Es piepst – aber Aldi akzeptiert keine Kreditkarten
Zum Glück gibt es Alternativen zum Bezahlen mit dem Smartphone: Auch eine Kreditkarte soll das Geld kontaktlos in die Kasse funken können. Geeignete Karten haben ein kleines Antennensymbol auf der Kartenvorderseite. Da dies das erste Mal ist, dass die Karte zum Einsatz kommt, schnell noch bei der Bank anrufen und fragen, ob die Karte noch freigeschaltet werden muss. „Nein, Ihre Visakarte kann sofort zum kontaktlosen Bezahlen verwendet werden“, lautet die Auskunft. Ich halte also die Karte mit ein paar Zentimetern Abstand vor den Sensor an der Aldi-Kasse. Es piepst. Die Karte wird erkannt. Doch dann erscheint auf dem Display des Lesegeräts eine Fehlermeldung: Die Karte wird nicht akzeptiert. Ach ja: Bei Aldi kann noch nicht mit Kreditkarte bezahlt werden – das Unternehmen will die Kosten dafür nicht tragen. Jedenfalls derzeit nicht. Doch Aldi verspricht, dass in den nächsten Monaten auch die Bezahlung mit Kreditkarten eingeführt wird.
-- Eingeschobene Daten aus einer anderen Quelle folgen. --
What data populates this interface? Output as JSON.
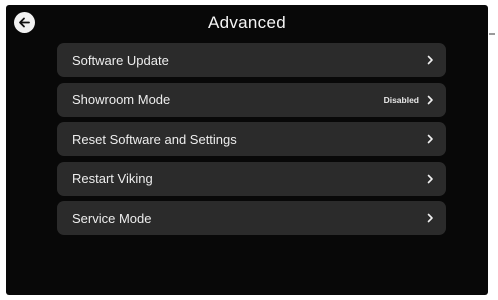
{
  "header": {
    "title": "Advanced",
    "back_icon": "back-arrow-icon"
  },
  "menu": {
    "items": [
      {
        "label": "Software Update",
        "value": ""
      },
      {
        "label": "Showroom Mode",
        "value": "Disabled"
      },
      {
        "label": "Reset Software and Settings",
        "value": ""
      },
      {
        "label": "Restart Viking",
        "value": ""
      },
      {
        "label": "Service Mode",
        "value": ""
      }
    ],
    "chevron_icon": "chevron-right-icon"
  },
  "colors": {
    "background": "#080808",
    "item_background": "#2b2b2b",
    "text": "#ededed"
  }
}
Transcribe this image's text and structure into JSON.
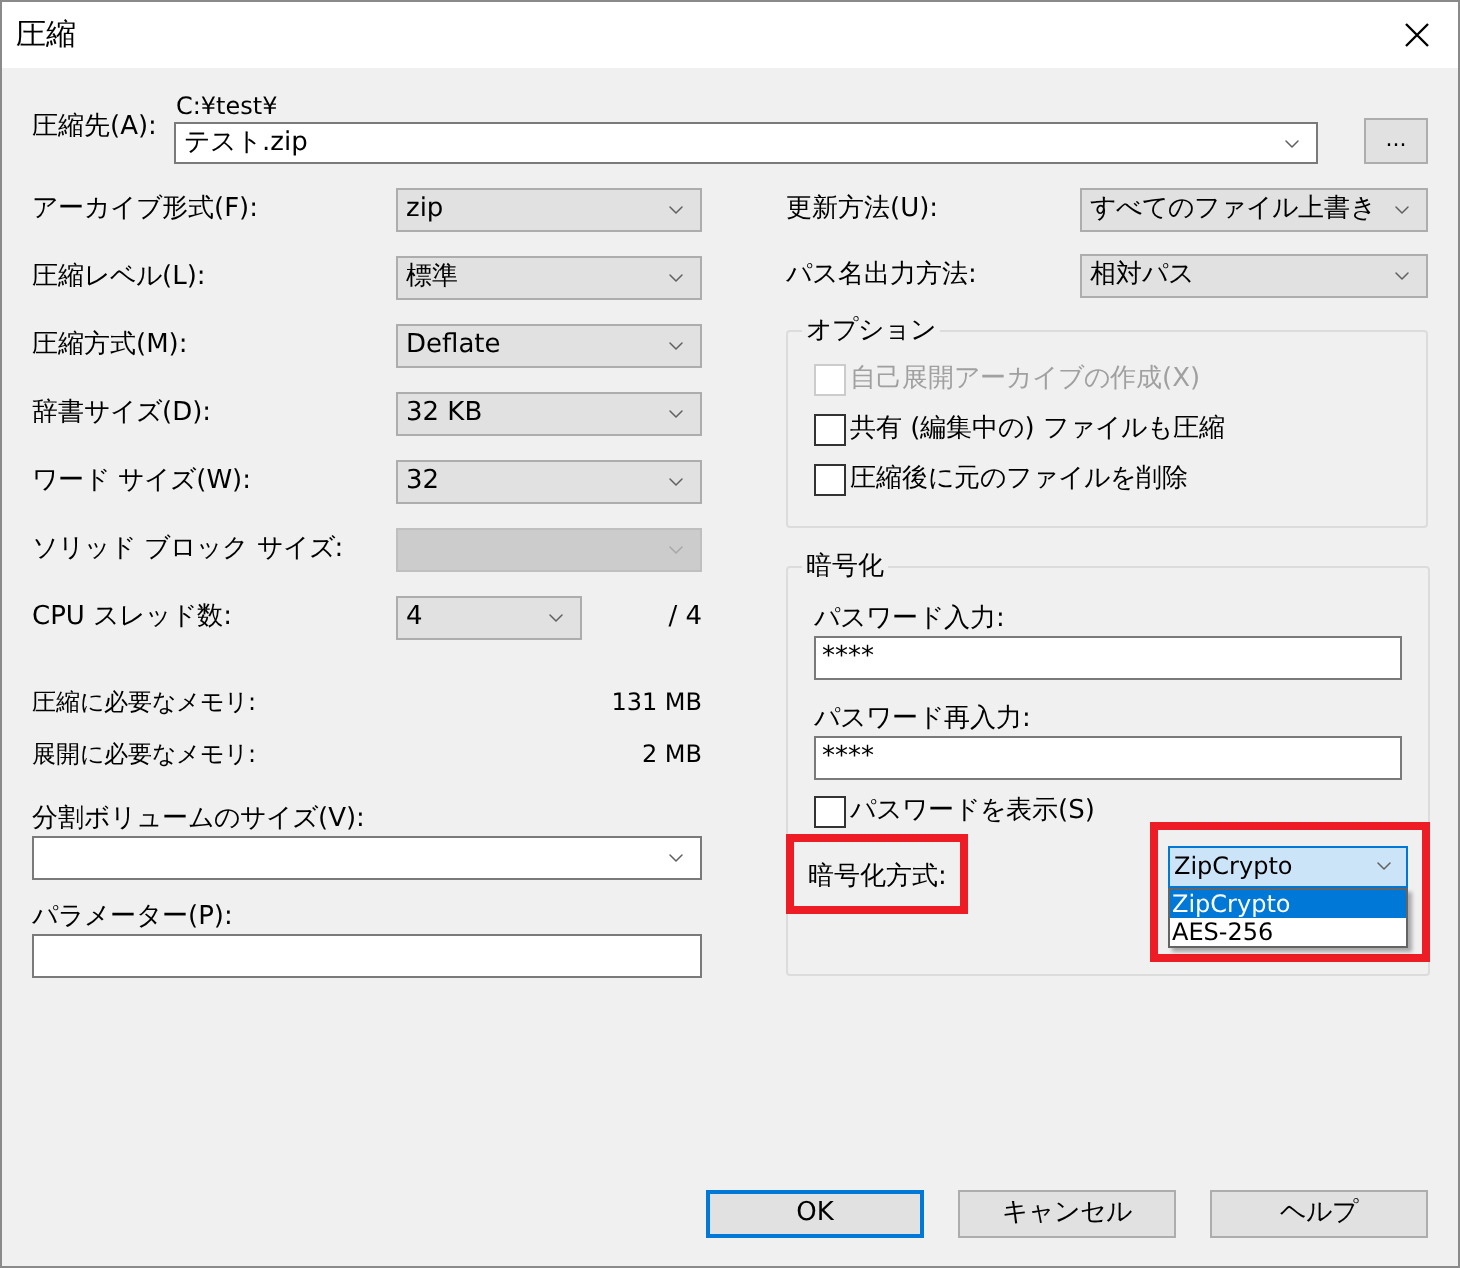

[Update 16. Dezember 2015]: Jetzt klappt es auch mit Kreditkarten
Aldi Nord hat Wort gehalten: In acht verschiedenen Aldi-Nord-Filialen konnten wir inzwischen fast problemlos mit Hilfe von NFC-fähigen Kreditkarten per Funk bezahlen. Nur in einem Fall wollte eine Kassiererin, dass der Kassenzettel unterschrieben wird, was bei Einkäufen unter 25 Euro aber eigentlich nicht nötig ist. [Update Ende]
Bislang kaum Vorteile für den Verbraucher
Mein Experiment „kontaktloses Bezahlen“ ist vorerst gescheitert. Es hilft nichts: Nur gegen Bargeld rückt die Aldi-Kassiererin die Einkäufe heraus. Bequemer wäre es per Funk ohnehin nicht gewesen. Denn meine Einkäufe haben über 30 Euro gekostet – und ab einem Betrag von 25 Euro muss immer noch die PIN eingegeben oder unterschrieben werden. Fraglich bleibt, welche Vorteile das Verfahren für Verbraucher tatsächlich bringt. „Ich würde das auch nicht machen, wäre mir zu heikel“, meint lächelnd die Kassiererin.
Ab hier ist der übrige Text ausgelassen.